Saran Mendagri agar pengesahan APBD menggunakan peraturan kepala daerah juga contoh buruk karena tidak mendorong kepala daerah menggunakan APBD secara tepat sasaran dan transparan sehingga tidak memberi ruang kepada anggota DPRD untuk meminta fee.
Padahal fakta membuktikan, daerah-daerah yang menerapkan transparasi anggaran, jauh dari isu-isu tersebut.
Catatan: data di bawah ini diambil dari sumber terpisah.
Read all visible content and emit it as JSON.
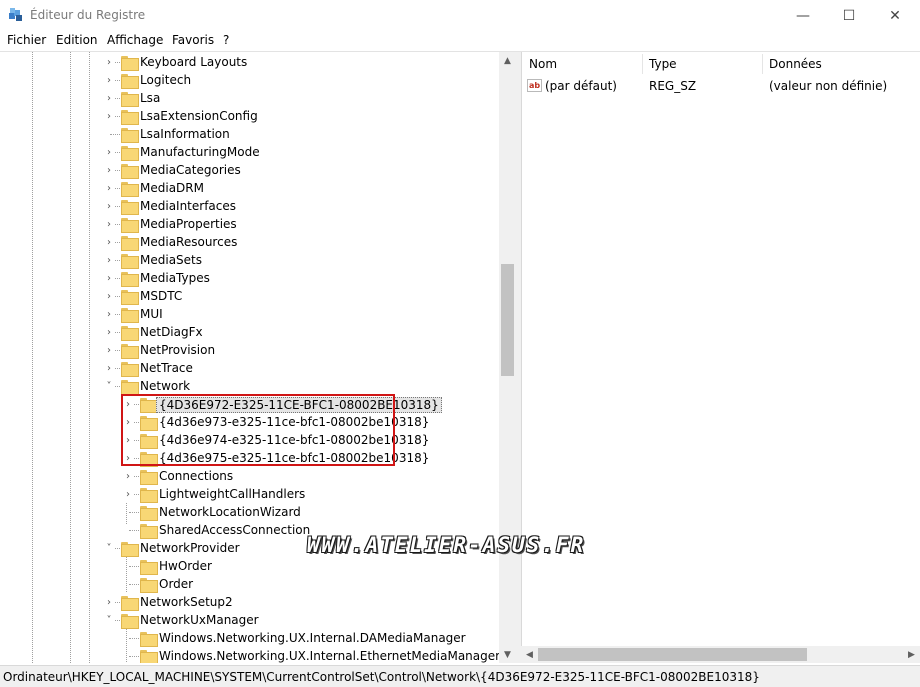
{
  "window": {
    "title": "Éditeur du Registre",
    "minimize_glyph": "—",
    "maximize_glyph": "☐",
    "close_glyph": "✕",
    "icon": "registry-icon"
  },
  "menu": [
    "Fichier",
    "Edition",
    "Affichage",
    "Favoris",
    "?"
  ],
  "tree": {
    "level1": [
      {
        "label": "Keyboard Layouts",
        "exp": "›"
      },
      {
        "label": "Logitech",
        "exp": "›"
      },
      {
        "label": "Lsa",
        "exp": "›"
      },
      {
        "label": "LsaExtensionConfig",
        "exp": "›"
      },
      {
        "label": "LsaInformation",
        "exp": ""
      },
      {
        "label": "ManufacturingMode",
        "exp": "›"
      },
      {
        "label": "MediaCategories",
        "exp": "›"
      },
      {
        "label": "MediaDRM",
        "exp": "›"
      },
      {
        "label": "MediaInterfaces",
        "exp": "›"
      },
      {
        "label": "MediaProperties",
        "exp": "›"
      },
      {
        "label": "MediaResources",
        "exp": "›"
      },
      {
        "label": "MediaSets",
        "exp": "›"
      },
      {
        "label": "MediaTypes",
        "exp": "›"
      },
      {
        "label": "MSDTC",
        "exp": "›"
      },
      {
        "label": "MUI",
        "exp": "›"
      },
      {
        "label": "NetDiagFx",
        "exp": "›"
      },
      {
        "label": "NetProvision",
        "exp": "›"
      },
      {
        "label": "NetTrace",
        "exp": "›"
      },
      {
        "label": "Network",
        "exp": "˅"
      }
    ],
    "network_children": [
      {
        "label": "{4D36E972-E325-11CE-BFC1-08002BE10318}",
        "exp": "›",
        "selected": true
      },
      {
        "label": "{4d36e973-e325-11ce-bfc1-08002be10318}",
        "exp": "›"
      },
      {
        "label": "{4d36e974-e325-11ce-bfc1-08002be10318}",
        "exp": "›"
      },
      {
        "label": "{4d36e975-e325-11ce-bfc1-08002be10318}",
        "exp": "›"
      },
      {
        "label": "Connections",
        "exp": "›"
      },
      {
        "label": "LightweightCallHandlers",
        "exp": "›"
      },
      {
        "label": "NetworkLocationWizard",
        "exp": ""
      },
      {
        "label": "SharedAccessConnection",
        "exp": ""
      }
    ],
    "network_provider": {
      "label": "NetworkProvider",
      "exp": "˅"
    },
    "provider_children": [
      {
        "label": "HwOrder",
        "exp": ""
      },
      {
        "label": "Order",
        "exp": ""
      }
    ],
    "network_setup2": {
      "label": "NetworkSetup2",
      "exp": "›"
    },
    "network_ux": {
      "label": "NetworkUxManager",
      "exp": "˅"
    },
    "ux_children": [
      {
        "label": "Windows.Networking.UX.Internal.DAMediaManager",
        "exp": ""
      },
      {
        "label": "Windows.Networking.UX.Internal.EthernetMediaManager",
        "exp": ""
      }
    ]
  },
  "values_table": {
    "headers": [
      "Nom",
      "Type",
      "Données"
    ],
    "rows": [
      {
        "icon": "reg-sz-icon",
        "icon_text": "ab",
        "name": "(par défaut)",
        "type": "REG_SZ",
        "data": "(valeur non définie)"
      }
    ]
  },
  "status_bar": {
    "path": "Ordinateur\\HKEY_LOCAL_MACHINE\\SYSTEM\\CurrentControlSet\\Control\\Network\\{4D36E972-E325-11CE-BFC1-08002BE10318}"
  },
  "watermark": "WWW.ATELIER-ASUS.FR",
  "colors": {
    "folder": "#f8d775",
    "highlight": "#d01515",
    "selection": "#e5e5e5"
  }
}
Kabupaten Batang di bawah kepemimpinan Yoyok Riyo Sudibyo, Kota Surabaya di masa Walikota Tri Rismaharini dan beberapa daerah lain di luar Jawa, adalah contohnya.
Kedua, saran Tjahjo juga mencerminkan arogansi eksekutif. Secara kelembagaan, DPRD jelas memiliki fungsi pengawasan, legislasi dan budgeting. Dengan langsung disahkan melalui peraturan kepala daerah, maka sama saja mengamputasi kewenangan DPRD.
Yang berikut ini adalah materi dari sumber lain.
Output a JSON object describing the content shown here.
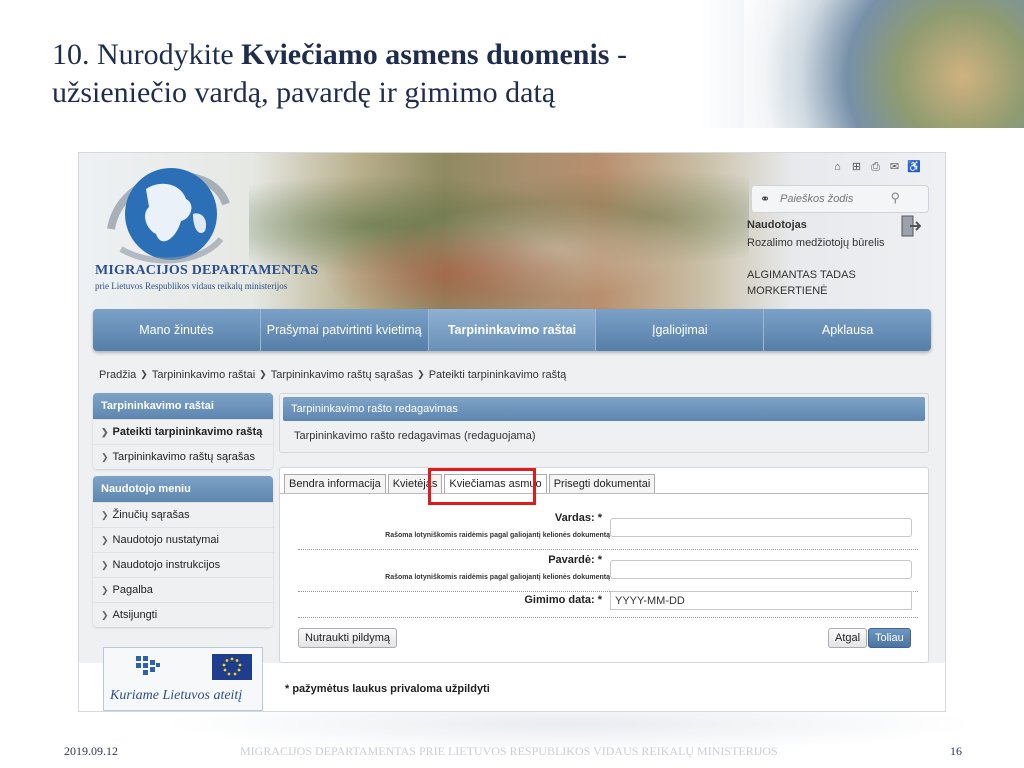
{
  "slide": {
    "title_prefix": "10. Nurodykite ",
    "title_bold": "Kviečiamo asmens duomenis",
    "title_suffix": " -",
    "title_line2": "užsieniečio vardą, pavardę ir gimimo datą",
    "footer_date": "2019.09.12",
    "footer_org": "MIGRACIJOS DEPARTAMENTAS PRIE LIETUVOS RESPUBLIKOS VIDAUS REIKALŲ MINISTERIJOS",
    "page_number": "16"
  },
  "site": {
    "logo_title": "MIGRACIJOS DEPARTAMENTAS",
    "logo_subtitle": "prie Lietuvos Respublikos vidaus reikalų ministerijos",
    "search_placeholder": "Paieškos žodis",
    "user_label": "Naudotojas",
    "user_org": "Rozalimo medžiotojų būrelis",
    "user_name_line1": "ALGIMANTAS TADAS",
    "user_name_line2": "MORKERTIENĖ",
    "top_icons": [
      "home-icon",
      "sitemap-icon",
      "print-icon",
      "mail-icon",
      "accessibility-icon"
    ]
  },
  "nav": {
    "items": [
      {
        "label": "Mano žinutės"
      },
      {
        "label": "Prašymai patvirtinti kvietimą"
      },
      {
        "label": "Tarpininkavimo raštai"
      },
      {
        "label": "Įgaliojimai"
      },
      {
        "label": "Apklausa"
      }
    ],
    "active_index": 2
  },
  "breadcrumb": [
    "Pradžia",
    "Tarpininkavimo raštai",
    "Tarpininkavimo raštų sąrašas",
    "Pateikti tarpininkavimo raštą"
  ],
  "sidebar": {
    "section1_title": "Tarpininkavimo raštai",
    "section1_items": [
      "Pateikti tarpininkavimo raštą",
      "Tarpininkavimo raštų sąrašas"
    ],
    "section2_title": "Naudotojo meniu",
    "section2_items": [
      "Žinučių sąrašas",
      "Naudotojo nustatymai",
      "Naudotojo instrukcijos",
      "Pagalba",
      "Atsijungti"
    ],
    "eu_slogan": "Kuriame Lietuvos ateitį"
  },
  "edit_panel": {
    "header": "Tarpininkavimo rašto redagavimas",
    "status": "Tarpininkavimo rašto redagavimas (redaguojama)"
  },
  "form": {
    "tabs": [
      "Bendra informacija",
      "Kvietėjas",
      "Kviečiamas asmuo",
      "Prisegti dokumentai"
    ],
    "active_tab": 2,
    "first_name_label": "Vardas: *",
    "first_name_hint": "Rašoma lotyniškomis raidėmis pagal galiojantį kelionės dokumentą",
    "first_name_value": "",
    "last_name_label": "Pavardė: *",
    "last_name_hint": "Rašoma lotyniškomis raidėmis pagal galiojantį kelionės dokumentą",
    "last_name_value": "",
    "birth_label": "Gimimo data: *",
    "birth_placeholder": "YYYY-MM-DD",
    "cancel_button": "Nutraukti pildymą",
    "back_button": "Atgal",
    "next_button": "Toliau",
    "required_note": "* pažymėtus laukus privaloma užpildyti",
    "highlight_color": "#e01b1b"
  }
}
Ketiga, siapa yang menjamin anggaran yang disusun dan disahkan sendiri tidak berpotensi korup? Justru peluang lebih besar lagi. Galibnya sesuatu yang tidak diawasi tentu cenderung semau-maunya.
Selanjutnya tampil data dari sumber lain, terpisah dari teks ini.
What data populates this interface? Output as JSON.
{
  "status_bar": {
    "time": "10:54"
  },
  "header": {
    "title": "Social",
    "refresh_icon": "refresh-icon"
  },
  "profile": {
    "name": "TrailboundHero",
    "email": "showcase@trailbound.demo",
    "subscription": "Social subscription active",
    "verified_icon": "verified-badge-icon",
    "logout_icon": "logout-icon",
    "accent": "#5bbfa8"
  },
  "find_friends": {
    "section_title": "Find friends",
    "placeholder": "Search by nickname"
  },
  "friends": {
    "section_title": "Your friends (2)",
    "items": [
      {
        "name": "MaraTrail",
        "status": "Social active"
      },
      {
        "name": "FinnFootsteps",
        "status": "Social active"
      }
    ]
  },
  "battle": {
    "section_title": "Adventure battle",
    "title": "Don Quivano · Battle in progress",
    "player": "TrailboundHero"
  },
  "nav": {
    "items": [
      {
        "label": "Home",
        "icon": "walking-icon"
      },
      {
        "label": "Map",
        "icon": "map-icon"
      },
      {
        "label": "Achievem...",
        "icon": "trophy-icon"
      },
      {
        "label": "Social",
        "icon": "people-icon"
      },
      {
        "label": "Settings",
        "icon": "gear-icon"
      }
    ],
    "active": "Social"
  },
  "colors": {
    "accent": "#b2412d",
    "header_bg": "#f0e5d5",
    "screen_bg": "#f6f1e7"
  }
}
Semoga wacana yang dilontarkan Tjahjo hanya igauan sesaat, tidak menjadi kebijakan dan acuan bagi kepala daerah. Harmonisasi eksekutif dan legislatif tanpa korupsi serta saling menghormati tugas dan fungsi masing-masing lembaga harus menjadi prioritas dan semangat bersama karena hal itu amanat undang-undang.